On retrouve donc ici le thème cher à l'autrice du rapport entre liberté et esclavage, que ce dernier soit apparent ou non, qu'il soit lié ou non à la couleur de peau ou au genre, ou à l'âge. Ursula K. Le Guin était déjà âgée quand ces nouvelles ont été publiées, et on y retrouve en filigrane cette position de la "vieille femme" décrite dans Tehanu quelques années auparavant, avec la transparence sociale, les deuils, l'impuissance mais aussi l'éventuelle sagesse qui vont avec. Les récents mouvements sociaux suite aux débordements racistes et sexistes montrent l'actualité de ces textes.

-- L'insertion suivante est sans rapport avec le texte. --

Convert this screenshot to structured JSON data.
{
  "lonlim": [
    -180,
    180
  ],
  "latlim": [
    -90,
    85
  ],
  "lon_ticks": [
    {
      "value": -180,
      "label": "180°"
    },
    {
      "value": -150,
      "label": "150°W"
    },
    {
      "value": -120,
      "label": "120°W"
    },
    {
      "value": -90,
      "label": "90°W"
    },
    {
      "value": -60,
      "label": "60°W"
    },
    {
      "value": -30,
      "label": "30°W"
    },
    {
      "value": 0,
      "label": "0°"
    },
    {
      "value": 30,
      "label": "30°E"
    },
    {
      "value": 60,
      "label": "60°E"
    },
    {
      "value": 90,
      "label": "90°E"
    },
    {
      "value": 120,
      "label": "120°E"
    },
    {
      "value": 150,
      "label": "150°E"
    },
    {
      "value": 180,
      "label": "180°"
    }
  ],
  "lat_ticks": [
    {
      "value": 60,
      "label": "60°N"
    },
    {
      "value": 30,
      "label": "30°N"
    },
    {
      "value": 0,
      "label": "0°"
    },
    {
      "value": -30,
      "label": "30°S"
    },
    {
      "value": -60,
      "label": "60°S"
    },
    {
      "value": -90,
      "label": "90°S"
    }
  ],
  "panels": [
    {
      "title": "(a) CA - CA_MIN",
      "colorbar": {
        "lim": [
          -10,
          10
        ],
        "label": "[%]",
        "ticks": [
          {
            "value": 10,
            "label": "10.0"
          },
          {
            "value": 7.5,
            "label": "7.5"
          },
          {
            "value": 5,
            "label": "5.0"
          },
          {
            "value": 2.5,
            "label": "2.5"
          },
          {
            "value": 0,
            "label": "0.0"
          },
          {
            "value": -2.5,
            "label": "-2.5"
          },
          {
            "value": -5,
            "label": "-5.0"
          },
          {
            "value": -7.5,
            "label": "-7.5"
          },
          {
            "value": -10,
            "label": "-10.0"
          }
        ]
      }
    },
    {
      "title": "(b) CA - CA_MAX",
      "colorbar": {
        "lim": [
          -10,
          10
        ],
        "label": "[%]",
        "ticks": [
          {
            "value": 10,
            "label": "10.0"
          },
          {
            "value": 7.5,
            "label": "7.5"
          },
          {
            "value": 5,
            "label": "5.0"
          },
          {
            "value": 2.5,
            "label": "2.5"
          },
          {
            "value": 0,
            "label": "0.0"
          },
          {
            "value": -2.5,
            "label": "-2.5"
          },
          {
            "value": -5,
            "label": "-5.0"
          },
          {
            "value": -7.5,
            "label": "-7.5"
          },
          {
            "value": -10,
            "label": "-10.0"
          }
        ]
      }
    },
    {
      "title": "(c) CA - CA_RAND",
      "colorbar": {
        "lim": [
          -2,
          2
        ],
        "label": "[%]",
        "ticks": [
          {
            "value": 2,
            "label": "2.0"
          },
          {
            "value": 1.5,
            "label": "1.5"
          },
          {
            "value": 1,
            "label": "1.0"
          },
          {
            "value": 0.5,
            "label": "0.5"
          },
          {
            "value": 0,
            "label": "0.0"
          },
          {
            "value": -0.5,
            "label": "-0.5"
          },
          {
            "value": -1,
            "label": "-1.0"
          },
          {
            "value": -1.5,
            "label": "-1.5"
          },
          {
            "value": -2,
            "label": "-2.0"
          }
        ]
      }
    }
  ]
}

Tout cela est bien sûr abordé sans aucune insistance, dans le style élégant, fin, familier aux lecteurs et lectrices qui connaissent déjà la grande autrice américaine. Ces nouvelles permettent de réfléchir sur des thèmes d'une brûlante actualité tout en gardant la tête froide et sans engagement émotionnel excessif, sans qu'il manque une facette à des problématiques complexes. Du grand art, et je ne peux que recommander la lecture de ce recueil à ceux qui auraient manqué la publication de ces textes dans des recueils antérieurs.